The City of St. Pete Beach recently paid nearly $500,000 to settle one of many lawsuits brought by Ken Weiss and Tim Weber in their quest to halt development on the barrier island. City officials believed the payout would finally help put an end to the rampant litigation that has plagued St. Pete Beach for nearly a decade.
There’s one problem – even after the payment, the lawsuit is far from settled.
The city’s attorney did not obtain a judge’s final settlement order, creating a loophole that Weiss and Weber are now exploiting to continue their costly crusade. This is the latest volley in a battle that has involved more than a dozen lawsuits; consumed more than $2 million in taxpayer money, and has prevented the city from implementing its voter-approved comprehensive land use plan.
Empowered and, ironically, financed by St. Pete Beach taxpayers, Weiss and Weber have taken their anti-growth battle to Treasure Island and Madeira Beach, mounting similar legal attacks against those cities’ comprehensive plans in more attempts to stop development.
The recent victory in Madeira Beach exemplifies the approach needed to prevail against these unending attacks. Judge Thomas Minkoff found that the city properly passed ordinances that paved the way for the multimillion Town Center project. The city of Madeira Beach now has won two of four lawsuits brought by Weiss and his group.
I’ve been proud to call St. Pete Beach home for more than two decades and was honored to serve as Mayor from 2011-2014.

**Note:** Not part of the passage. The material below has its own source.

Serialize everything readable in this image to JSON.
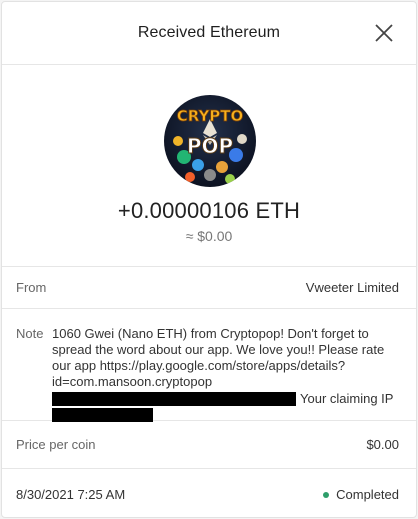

Amid the legal maneuvering spread over the tenures of five St. Pete Beach mayors and more than a dozen commissioners, the underlying problem is simple: St. Pete Beach is built out. Allowing business owners, most of them locals, to redevelop their properties would bring much-needed revenue to city coffers and sustain our position as a tourist destination.
As city leaders, we came up with a comprehensive land use plan that was a compromise for both sides, limiting new development to 12 stories of height in an area already occupied by large hotels.
Weiss and his group failed to convince voters to reject the plan in 2008. Soon after it was approved, their legal challenges began. The city stood its ground, and we eventually prevailed in 2011 and reapproved the plan. But the litigation didn’t stop.
The lawsuit related to the $500,000 settlement was undertaken in another effort to disrupt the city’s land use planning. The lawsuit alleged that the city violated the Sunshine Law by discussing Weiss’ ongoing legal challenges to the comprehensive plan in closed-door meetings. The city, and its attorney at the time, Bryant Miller Olive, believed the city was correct in doing so because case law at the time supported holding “shade” meetings that involved strategic discussions with counsel about legal issues.
In 2012, a trial judge agreed and ruled in the city’s favor, but Weiss and Weber appealed and won at the appellate level. In a case that more narrowly defined how a strategy session held under the Sunshine Law is interpreted, an appellate court in 2014 said the city should have had parts of its discussions in a public forum.
The city decided not to appeal – and has been approaching other battles with Weiss with the same reluctance. Commissioners and the city attorney believed they could reason with Weiss, a tack that they hopefully now realize was a mistake given he has continued a lawsuit he was paid to “settle.”
Meanwhile, the city is suing its former attorneys at Bryant Miller Olive over advice provided in the case about the Sunshine Law – advice based on case law at the time. The shade meetings were needed in order for us to develop a cost-effective strategy with our counsel to deal with the wide-ranging legal attacks on the city’s comprehensive planning process.
The frustrating thing for me is that this legal harassment is undermining the democratic process and holding up implementation of a comprehensive plan that establishes reasonable parameters for growth. Instead of moving forward, the city is being held hostage by lawyers using the courtroom to accomplish their own personal objectives.
With city elections coming in March, voters need to elect candidates who will stand up to this small but disruptive anti-growth contingent.
Well-intended negotiations have proven to be a failed strategy. The leaders of our beach cities must have the fortitude to fight this form of legal harassment, as demonstrated by Madeira Beach.
Steve McFarlin, a local businessman, is a longtime resident of St. Pete Beach and served as its mayor from 2011-2014.